When you drink fizzy pop, the fizziness comes from bubbles of a gas called carbon dioxide.
Carbon dioxide becomes acidic when it’s dissolved. When the acid hits your mouth, your nerves send messages to your brain triggering heat and pain receptors.
Scientists aren’t sure why the acid in fizzy pop feels good but whatever the reason, you can enjoy drinking CO2 with this fizzy soup!
Preparation
To make fizzy soup, you will need:
- A bowl
- Scissors
- Dried apricots, cranberries, and rasins
- Lemonade (try our recipe!)
What’s going to happen? The pieces of fruit will wiggle, float to the top and then sink back down again. They’ll repeat their performance for hours!
How to make Science Soup
- Cut the dried apricots with scissors into raisin size pieces.
- Combine the apricots, cranberries, and raisins into a bowl.
- Pour the fizzy lemonade over the fruit!
Dried fruit is more dense than fizzy pop so pieces of fruit sink to the bottom of the bowl of soda.

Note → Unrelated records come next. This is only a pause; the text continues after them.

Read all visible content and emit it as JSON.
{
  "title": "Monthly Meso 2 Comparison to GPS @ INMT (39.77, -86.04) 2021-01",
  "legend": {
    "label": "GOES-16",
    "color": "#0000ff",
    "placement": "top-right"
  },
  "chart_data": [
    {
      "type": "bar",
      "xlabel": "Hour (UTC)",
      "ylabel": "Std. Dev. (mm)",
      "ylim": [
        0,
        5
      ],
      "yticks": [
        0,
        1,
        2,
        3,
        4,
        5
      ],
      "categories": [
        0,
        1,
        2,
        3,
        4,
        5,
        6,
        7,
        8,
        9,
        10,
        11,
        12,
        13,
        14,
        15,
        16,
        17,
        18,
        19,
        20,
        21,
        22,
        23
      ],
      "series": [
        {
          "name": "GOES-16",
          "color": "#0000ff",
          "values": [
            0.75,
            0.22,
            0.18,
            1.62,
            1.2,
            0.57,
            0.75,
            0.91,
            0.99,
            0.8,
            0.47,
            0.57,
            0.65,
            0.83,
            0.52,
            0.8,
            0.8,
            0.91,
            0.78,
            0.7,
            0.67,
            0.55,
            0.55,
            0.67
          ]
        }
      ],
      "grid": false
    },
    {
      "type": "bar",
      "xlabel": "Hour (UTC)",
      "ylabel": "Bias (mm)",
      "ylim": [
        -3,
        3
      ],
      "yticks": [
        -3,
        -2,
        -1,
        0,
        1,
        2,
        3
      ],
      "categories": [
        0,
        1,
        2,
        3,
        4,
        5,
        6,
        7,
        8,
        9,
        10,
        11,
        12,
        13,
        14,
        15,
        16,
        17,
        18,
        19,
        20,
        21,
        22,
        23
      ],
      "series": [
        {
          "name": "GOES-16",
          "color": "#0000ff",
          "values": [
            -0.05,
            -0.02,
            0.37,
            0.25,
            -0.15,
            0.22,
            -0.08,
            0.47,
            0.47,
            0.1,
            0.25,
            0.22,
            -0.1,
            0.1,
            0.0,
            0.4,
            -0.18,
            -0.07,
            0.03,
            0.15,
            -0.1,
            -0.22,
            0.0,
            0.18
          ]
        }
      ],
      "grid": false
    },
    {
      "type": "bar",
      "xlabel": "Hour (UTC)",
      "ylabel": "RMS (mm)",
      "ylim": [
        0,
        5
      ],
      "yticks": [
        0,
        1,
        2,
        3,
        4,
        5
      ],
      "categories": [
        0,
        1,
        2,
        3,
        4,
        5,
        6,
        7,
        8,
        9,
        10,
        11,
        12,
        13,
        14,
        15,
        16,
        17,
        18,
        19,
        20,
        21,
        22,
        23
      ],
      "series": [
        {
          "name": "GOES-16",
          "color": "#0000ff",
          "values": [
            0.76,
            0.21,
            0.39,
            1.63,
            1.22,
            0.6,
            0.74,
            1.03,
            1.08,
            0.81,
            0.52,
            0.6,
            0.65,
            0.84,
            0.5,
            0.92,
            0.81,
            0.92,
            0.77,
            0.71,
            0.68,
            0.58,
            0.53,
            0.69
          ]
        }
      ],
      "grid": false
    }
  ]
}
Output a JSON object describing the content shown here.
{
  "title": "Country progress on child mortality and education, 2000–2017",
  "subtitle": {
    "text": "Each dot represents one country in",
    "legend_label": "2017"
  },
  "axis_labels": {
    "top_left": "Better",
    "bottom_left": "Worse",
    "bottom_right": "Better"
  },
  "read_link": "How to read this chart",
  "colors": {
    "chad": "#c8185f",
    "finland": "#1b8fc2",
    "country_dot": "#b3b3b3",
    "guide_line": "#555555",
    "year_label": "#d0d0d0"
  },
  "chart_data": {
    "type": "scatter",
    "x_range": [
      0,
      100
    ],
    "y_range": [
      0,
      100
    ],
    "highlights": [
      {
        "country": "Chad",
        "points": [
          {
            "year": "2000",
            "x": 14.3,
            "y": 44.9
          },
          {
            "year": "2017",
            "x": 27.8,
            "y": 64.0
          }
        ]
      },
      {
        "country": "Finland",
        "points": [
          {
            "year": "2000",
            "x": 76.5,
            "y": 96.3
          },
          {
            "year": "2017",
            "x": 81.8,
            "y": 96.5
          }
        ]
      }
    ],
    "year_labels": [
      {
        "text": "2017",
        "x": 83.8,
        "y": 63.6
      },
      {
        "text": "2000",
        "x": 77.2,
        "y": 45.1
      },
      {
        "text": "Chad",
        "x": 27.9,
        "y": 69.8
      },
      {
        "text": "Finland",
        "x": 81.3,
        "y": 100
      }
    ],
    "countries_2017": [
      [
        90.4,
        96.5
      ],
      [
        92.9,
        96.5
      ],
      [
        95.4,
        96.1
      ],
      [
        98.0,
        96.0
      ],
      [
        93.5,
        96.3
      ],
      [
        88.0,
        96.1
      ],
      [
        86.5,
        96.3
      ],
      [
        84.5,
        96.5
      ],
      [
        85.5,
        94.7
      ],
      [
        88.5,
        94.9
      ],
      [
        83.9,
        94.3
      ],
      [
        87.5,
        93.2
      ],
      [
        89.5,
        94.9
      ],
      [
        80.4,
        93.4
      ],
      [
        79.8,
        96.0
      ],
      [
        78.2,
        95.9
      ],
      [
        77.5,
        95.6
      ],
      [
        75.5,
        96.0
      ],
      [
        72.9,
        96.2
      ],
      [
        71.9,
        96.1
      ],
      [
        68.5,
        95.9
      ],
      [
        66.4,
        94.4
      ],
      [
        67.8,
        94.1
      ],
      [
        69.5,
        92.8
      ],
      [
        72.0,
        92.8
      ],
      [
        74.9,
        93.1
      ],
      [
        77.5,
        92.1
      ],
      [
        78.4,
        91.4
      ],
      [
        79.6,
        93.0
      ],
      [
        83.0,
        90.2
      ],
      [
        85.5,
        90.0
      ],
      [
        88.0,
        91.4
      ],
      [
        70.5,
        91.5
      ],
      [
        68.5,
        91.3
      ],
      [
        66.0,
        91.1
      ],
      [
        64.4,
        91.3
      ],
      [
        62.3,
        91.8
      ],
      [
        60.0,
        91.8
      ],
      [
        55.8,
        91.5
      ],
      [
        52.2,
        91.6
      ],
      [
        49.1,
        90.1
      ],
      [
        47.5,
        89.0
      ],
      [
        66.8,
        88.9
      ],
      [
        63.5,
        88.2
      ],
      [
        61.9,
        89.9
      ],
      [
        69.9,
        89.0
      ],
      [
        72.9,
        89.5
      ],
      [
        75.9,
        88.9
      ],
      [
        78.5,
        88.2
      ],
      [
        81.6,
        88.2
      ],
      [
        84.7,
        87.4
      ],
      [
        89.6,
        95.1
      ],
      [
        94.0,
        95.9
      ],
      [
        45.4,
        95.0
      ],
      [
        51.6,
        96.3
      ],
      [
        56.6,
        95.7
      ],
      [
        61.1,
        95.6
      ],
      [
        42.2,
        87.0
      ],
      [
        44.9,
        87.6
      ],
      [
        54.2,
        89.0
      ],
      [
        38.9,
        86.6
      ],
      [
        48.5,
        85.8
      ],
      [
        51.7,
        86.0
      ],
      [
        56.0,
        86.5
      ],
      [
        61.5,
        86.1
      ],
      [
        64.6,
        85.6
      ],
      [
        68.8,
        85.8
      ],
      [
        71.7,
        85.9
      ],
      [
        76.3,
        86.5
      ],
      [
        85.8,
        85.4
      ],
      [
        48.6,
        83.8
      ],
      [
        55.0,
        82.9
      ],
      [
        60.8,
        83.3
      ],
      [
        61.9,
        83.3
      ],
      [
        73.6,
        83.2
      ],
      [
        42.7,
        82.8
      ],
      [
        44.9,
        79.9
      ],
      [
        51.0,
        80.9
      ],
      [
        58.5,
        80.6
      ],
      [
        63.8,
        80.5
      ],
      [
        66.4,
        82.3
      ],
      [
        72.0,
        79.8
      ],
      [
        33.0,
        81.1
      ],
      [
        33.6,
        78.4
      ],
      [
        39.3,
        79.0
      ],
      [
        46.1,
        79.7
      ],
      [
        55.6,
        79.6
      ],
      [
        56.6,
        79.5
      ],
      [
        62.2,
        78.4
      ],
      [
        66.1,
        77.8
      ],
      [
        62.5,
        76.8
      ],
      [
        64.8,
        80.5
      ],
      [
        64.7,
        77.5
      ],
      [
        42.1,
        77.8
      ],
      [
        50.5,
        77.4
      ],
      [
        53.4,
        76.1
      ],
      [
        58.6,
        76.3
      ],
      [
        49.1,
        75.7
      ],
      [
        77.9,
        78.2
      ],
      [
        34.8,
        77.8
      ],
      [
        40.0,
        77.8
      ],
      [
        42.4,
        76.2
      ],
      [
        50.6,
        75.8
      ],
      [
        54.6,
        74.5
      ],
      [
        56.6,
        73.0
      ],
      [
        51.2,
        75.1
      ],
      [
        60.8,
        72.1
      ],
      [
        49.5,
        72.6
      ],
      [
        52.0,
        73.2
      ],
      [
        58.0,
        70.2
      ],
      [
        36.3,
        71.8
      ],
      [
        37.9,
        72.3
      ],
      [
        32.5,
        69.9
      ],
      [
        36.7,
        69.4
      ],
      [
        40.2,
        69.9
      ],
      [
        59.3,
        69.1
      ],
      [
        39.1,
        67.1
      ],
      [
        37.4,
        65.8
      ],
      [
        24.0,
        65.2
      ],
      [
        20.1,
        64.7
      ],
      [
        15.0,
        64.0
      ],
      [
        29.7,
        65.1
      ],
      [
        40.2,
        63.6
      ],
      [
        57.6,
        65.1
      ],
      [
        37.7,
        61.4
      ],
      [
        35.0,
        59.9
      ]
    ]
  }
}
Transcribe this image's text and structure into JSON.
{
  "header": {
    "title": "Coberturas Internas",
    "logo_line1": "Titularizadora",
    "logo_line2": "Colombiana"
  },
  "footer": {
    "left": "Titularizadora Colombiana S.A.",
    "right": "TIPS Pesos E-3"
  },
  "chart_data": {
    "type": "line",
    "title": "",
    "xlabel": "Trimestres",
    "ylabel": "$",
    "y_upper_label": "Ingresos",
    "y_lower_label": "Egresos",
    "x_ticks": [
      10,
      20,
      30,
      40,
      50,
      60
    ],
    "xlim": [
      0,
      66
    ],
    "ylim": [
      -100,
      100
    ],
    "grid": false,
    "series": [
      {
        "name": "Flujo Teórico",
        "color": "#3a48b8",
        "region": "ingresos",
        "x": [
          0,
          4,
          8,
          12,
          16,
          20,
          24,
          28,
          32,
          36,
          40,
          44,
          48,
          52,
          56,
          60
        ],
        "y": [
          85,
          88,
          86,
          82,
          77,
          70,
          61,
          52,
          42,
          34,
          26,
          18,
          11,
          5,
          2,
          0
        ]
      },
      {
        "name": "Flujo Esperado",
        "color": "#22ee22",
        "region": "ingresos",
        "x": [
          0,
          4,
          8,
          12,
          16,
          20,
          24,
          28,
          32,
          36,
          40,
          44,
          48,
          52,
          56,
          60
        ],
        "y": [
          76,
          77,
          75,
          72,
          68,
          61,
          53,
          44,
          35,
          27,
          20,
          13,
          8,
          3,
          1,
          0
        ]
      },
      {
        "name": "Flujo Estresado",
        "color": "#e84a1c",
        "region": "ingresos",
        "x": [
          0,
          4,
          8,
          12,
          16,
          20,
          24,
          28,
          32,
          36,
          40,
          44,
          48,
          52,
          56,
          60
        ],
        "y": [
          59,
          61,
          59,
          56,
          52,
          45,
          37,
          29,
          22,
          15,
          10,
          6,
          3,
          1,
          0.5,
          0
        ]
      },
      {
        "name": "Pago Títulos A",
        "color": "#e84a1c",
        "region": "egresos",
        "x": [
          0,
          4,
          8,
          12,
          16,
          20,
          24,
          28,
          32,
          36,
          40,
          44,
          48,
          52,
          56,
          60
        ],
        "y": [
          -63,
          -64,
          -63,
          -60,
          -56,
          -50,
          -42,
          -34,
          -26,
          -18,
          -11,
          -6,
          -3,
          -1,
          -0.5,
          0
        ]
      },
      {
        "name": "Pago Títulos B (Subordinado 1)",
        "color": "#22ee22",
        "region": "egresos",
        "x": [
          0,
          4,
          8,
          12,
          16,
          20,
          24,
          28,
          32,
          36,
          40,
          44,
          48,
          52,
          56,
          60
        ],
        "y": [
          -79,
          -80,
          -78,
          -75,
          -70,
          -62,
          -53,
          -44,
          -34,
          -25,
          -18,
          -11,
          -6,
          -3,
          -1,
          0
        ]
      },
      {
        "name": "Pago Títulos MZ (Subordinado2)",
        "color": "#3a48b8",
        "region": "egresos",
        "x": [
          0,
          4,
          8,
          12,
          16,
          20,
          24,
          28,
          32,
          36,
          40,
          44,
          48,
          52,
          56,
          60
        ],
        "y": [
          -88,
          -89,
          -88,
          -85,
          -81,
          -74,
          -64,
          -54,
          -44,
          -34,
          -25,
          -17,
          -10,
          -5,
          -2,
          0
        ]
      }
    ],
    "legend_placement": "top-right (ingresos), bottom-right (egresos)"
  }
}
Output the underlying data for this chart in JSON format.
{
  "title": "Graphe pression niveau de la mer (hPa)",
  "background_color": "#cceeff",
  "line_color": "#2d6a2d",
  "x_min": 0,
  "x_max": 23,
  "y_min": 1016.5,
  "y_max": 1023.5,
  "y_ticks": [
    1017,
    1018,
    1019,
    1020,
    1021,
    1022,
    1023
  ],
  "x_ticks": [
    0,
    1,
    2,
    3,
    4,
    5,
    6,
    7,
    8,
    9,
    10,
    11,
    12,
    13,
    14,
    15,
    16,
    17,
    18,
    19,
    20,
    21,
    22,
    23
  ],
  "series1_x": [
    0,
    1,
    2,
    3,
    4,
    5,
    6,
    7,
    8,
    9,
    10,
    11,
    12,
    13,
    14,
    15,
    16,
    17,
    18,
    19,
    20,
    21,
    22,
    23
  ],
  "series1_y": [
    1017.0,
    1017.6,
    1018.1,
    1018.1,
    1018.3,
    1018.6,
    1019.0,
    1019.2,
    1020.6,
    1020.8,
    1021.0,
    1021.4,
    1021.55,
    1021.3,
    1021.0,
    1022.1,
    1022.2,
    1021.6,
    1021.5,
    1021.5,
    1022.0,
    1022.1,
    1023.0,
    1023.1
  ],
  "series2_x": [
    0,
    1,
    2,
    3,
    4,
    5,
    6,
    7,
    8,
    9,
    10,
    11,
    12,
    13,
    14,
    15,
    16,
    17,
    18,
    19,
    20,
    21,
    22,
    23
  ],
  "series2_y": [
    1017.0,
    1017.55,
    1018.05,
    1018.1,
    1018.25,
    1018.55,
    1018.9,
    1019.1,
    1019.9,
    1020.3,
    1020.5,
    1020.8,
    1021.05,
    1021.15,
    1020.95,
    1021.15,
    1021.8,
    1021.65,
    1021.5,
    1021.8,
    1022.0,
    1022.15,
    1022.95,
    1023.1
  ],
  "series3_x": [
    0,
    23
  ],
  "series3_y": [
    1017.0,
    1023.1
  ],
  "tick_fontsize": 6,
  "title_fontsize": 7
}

When bubbles of carbon dioxide bump into the rough surface of the dried fruit, the get trapped.
Eventually enough gas gets trapped beneath the dried fruit to lift it to the surface. At the top, the air escapes and the fruit sinks.
This cycle continues into almost all of the CO2 has escaped and the soda is flat. By then your fizzy pop will be infused with the flavours of the fruit!
To find out more about liquids and density, you should listen to Kareena’s Chemistry!
In this episode, chemistry superhero K-Mistry tells us about different liquids and their thickness…
Here’s a bonus idea: Why not play some funky tunes as you watch the dancing raisins?
You can see them bust their moves as you dance with them!